While reviewing the anime series, DVDTalk said they liked the interactions between Dante, Lady and Trish, to the point where the reviewer expected to see more of these, rather than stories focused on Dante fighting different enemies. GroundReport felt Lady and Trish were foils to Dante and compared them to the main characters from the manga and anime series GetBackers, due to the financial issues Dante faces despite him often receiving jobs from Lady. Fandom Post appreciated her addition to the cast; they liked the variety her character brought to the anime, as well as how she stands out in an episode fighting Trish over a misunderstanding where they end up becoming friends. The writer also enjoyed her role in following episodes, most notably the finale. Anime News Network lamented the fact that Lady only makes brief appearances in the anime, but said they found her English voice acting charming. UK Anime Network also liked her role in the anime, praising the way her fights are displayed. Hyper had mixed thoughts about the episode where Lady meets Trish through a fight but compared the style of the two female characters to the franchise The Matrix because of how stylish they both are.

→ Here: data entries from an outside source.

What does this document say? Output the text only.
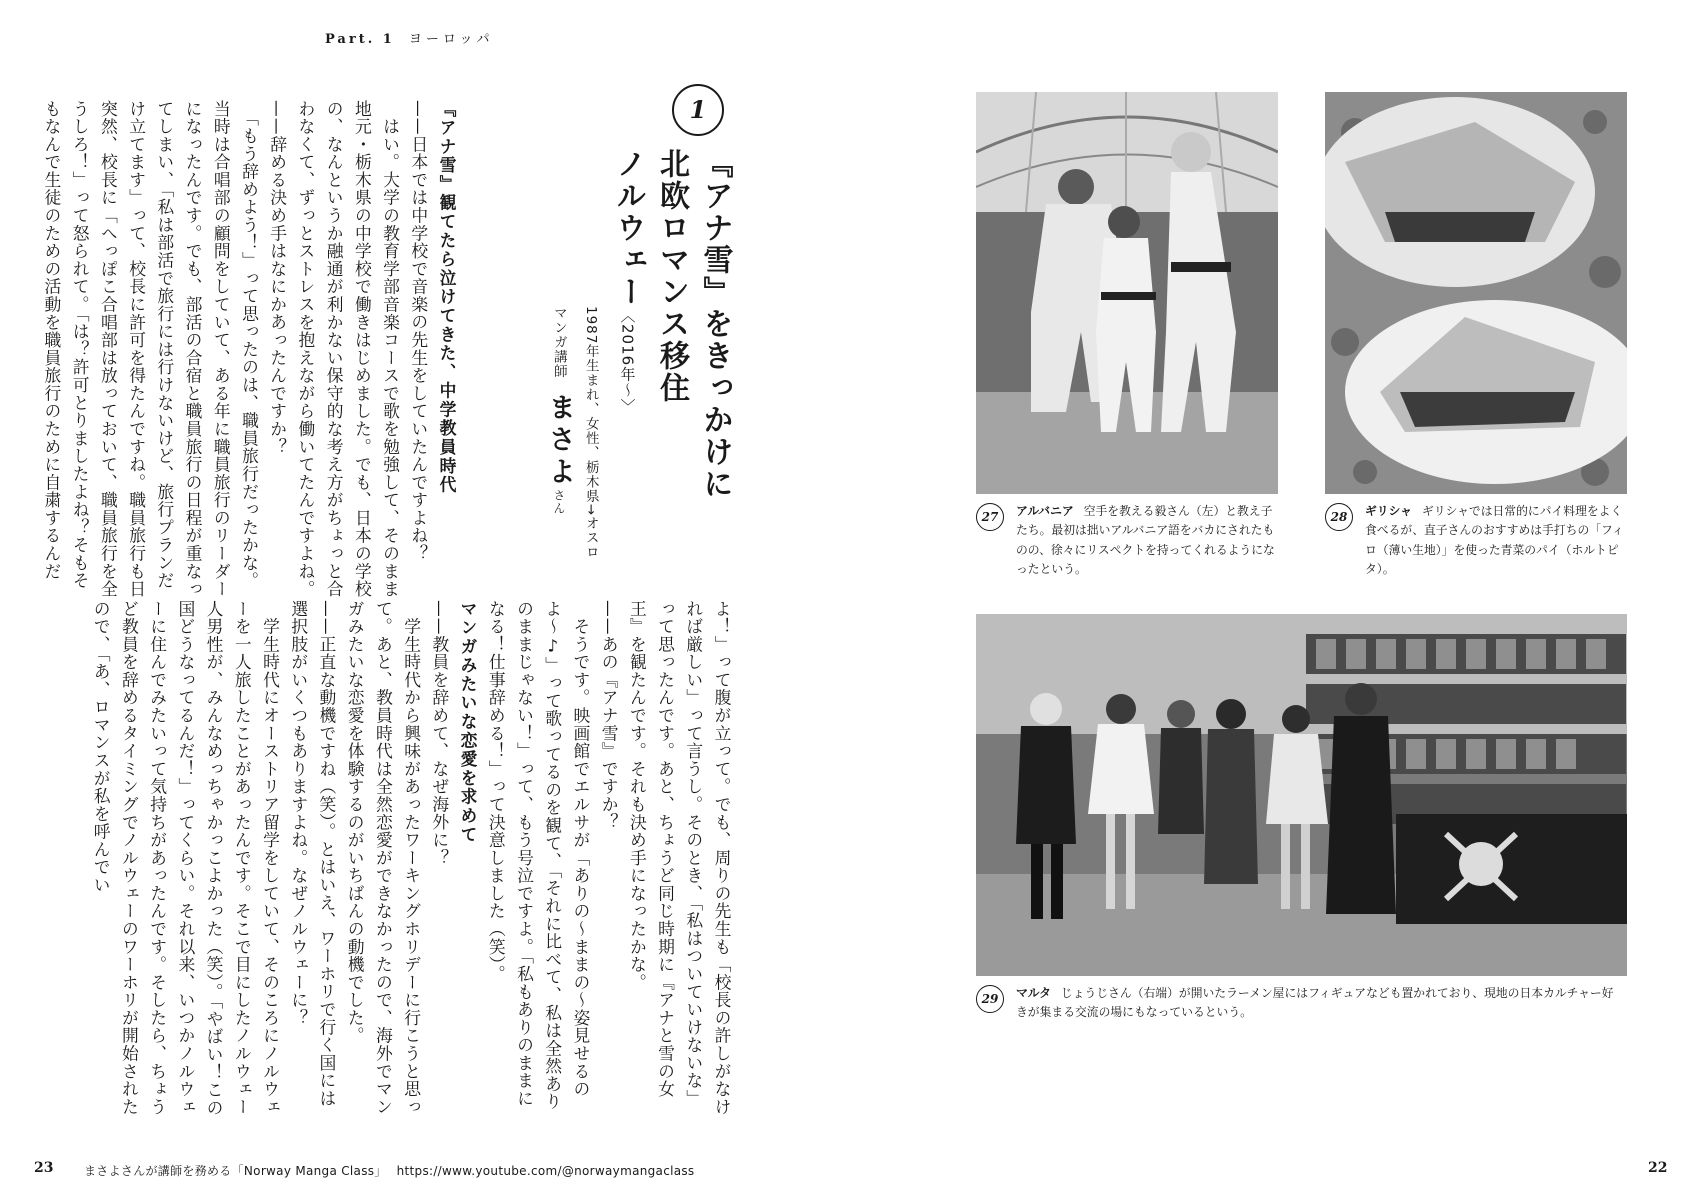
Part. 1 ヨーロッパ
1
『アナ雪』をきっかけに
北欧ロマンス移住
ノルウェー〈2016年〜〉
1987年生まれ、女性、栃木県→オスロ
マンガ講師　まさよさん
『アナ雪』観てたら泣けてきた、中学教員時代
——日本では中学校で音楽の先生をしていたんですよね？
　はい。大学の教育学部音楽コースで歌を勉強して、そのまま地元・栃木県の中学校で働きはじめました。でも、日本の学校の、なんというか融通が利かない保守的な考え方がちょっと合わなくて、ずっとストレスを抱えながら働いてたんですよね。
——辞める決め手はなにかあったんですか？
　「もう辞めよう！」って思ったのは、職員旅行だったかな。当時は合唱部の顧問をしていて、ある年に職員旅行のリーダーになったんです。でも、部活の合宿と職員旅行の日程が重なってしまい、「私は部活で旅行には行けないけど、旅行プランだけ立てます」って、校長に許可を得たんですね。職員旅行も日突然、校長に「へっぽこ合唱部は放っておいて、職員旅行を全うしろ！」って怒られて。「は？許可とりましたよね？そもそもなんで生徒のための活動を職員旅行のために自粛するんだ
よ！」って腹が立って。でも、周りの先生も「校長の許しがなければ厳しい」って言うし。そのとき、「私はついていけないな」って思ったんです。あと、ちょうど同じ時期に『アナと雪の女王』を観たんです。それも決め手になったかな。
——あの『アナ雪』ですか？
　そうです。映画館でエルサが「ありの〜ままの〜姿見せるのよ〜♪」って歌ってるのを観て、「それに比べて、私は全然ありのままじゃない！」って、もう号泣ですよ。「私もありのままになる！仕事辞める！」って決意しました（笑）。
マンガみたいな恋愛を求めて
——教員を辞めて、なぜ海外に？
　学生時代から興味があったワーキングホリデーに行こうと思って。あと、教員時代は全然恋愛ができなかったので、海外でマンガみたいな恋愛を体験するのがいちばんの動機でした。
——正直な動機ですね（笑）。とはいえ、ワーホリで行く国には選択肢がいくつもありますよね。なぜノルウェーに？
　学生時代にオーストリア留学をしていて、そのころにノルウェーを一人旅したことがあったんです。そこで目にしたノルウェー人男性が、みんなめっちゃかっこよかった（笑）。「やばい！この国どうなってるんだ！」ってくらい。それ以来、いつかノルウェーに住んでみたいって気持ちがあったんです。そしたら、ちょうど教員を辞めるタイミングでノルウェーのワーホリが開始されたので、「あ、ロマンスが私を呼んでい
23	まさよさんが講師を務める「Norway Manga Class」 https://www.youtube.com/@norwaymangaclass
27	アルバニア 空手を教える毅さん（左）と教え子たち。最初は拙いアルバニア語をバカにされたものの、徐々にリスペクトを持ってくれるようになったという。
28	ギリシャ ギリシャでは日常的にパイ料理をよく食べるが、直子さんのおすすめは手打ちの「フィロ（薄い生地）」を使った青菜のパイ（ホルトピタ）。
29	マルタ じょうじさん（右端）が開いたラーメン屋にはフィギュアなども置かれており、現地の日本カルチャー好きが集まる交流の場にもなっているという。
22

io9 criticized the depiction of Lady in Netflix's series, but praised voice actress Scout Taylor-Compton for her performance and wrote "There's a lot to love about Lady, which is why its so disappointing to witness any sense of poignancy of her quieter contemplative moments or badassery being upended by her cursing so god damn often." Screen Rant agreed due to her more aggressive portrayal when compared to the games' take especially with the multiple swearings she makes in her screentime. Evie Rivas of In Between Drafts labelled Mary as the greatest issue with the adaptation, criticizing her excessive narrative importance and unlikability and describing her as "a theocratic Nazi that eventually builds a concentration camp" though noted that Scout Taylor-Compton's acting was not at fault. Vamsi Krishna of FandomWire believed the Netflix incarnation was "the true villain of Netflix’s Devil May Cry", stating that the changes to her "damaged her character beyond redemption" and that "It’s as if Netflix was on a speedrun to see how fast they can make a character irredeemable".